Deep learning based polygonal object outline extraction from airborne imagery
Weiqin Jiao is a PhD student in the department Scientific. (Co)Promotors are prof.dr.ing. C. Persello; prof.dr.ir. M.G. Vosselman & dr.-ing. H. Cheng from the faculty of Geo-Information Science and Earth Observation (ITC), University of Twente.
High-quality topographic maps are essential for urban planning, infrastructure management, environmental monitoring, and many other applications. However, producing and updating these maps still requires substantial manual work. This thesis investigates how deep learning can support more automated topographic mapping from high-resolution aerial imagery.
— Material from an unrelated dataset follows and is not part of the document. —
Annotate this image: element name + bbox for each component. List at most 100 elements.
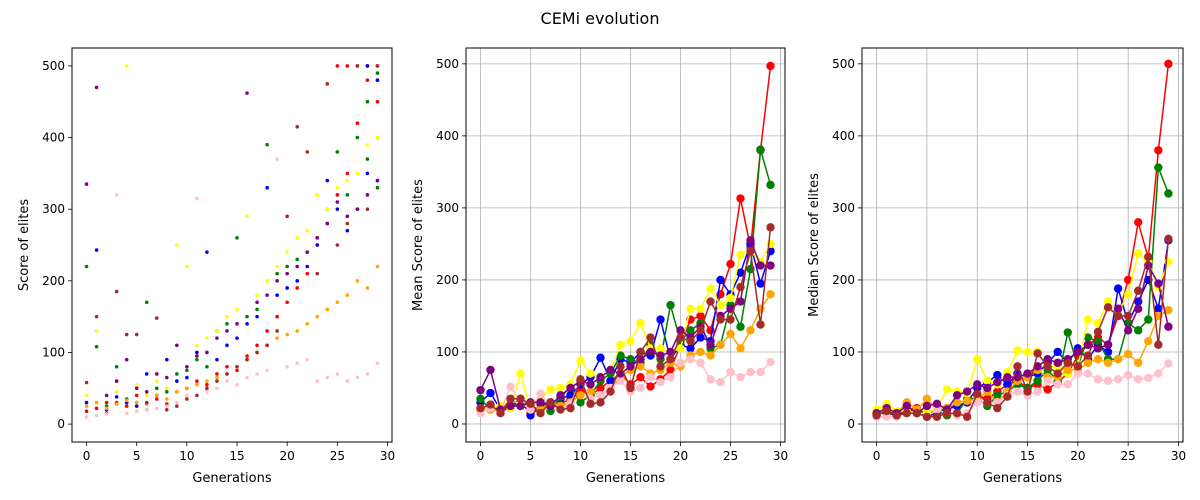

The research focuses on generating geographic objects directly as vector polygons, rather than only as raster images. It progresses from building outline extraction, to road polygons with complex geometry and connectivity, and finally to complete multi-class vector basemaps. Across these tasks, the goal is not only to achieve accurate object recognition, but also to produce geometrically regular, compact, and topologically consistent map features. The thesis develops several deep-learning methods and task formulations that improve the efficiency and quality of polygon generation. The final work further addresses seamless map generation, where neighbouring polygons share boundaries and gaps or overlaps are avoided. Overall, this research contributes towards more automated, reliable, and scalable workflows for creating and updating vector topographic maps.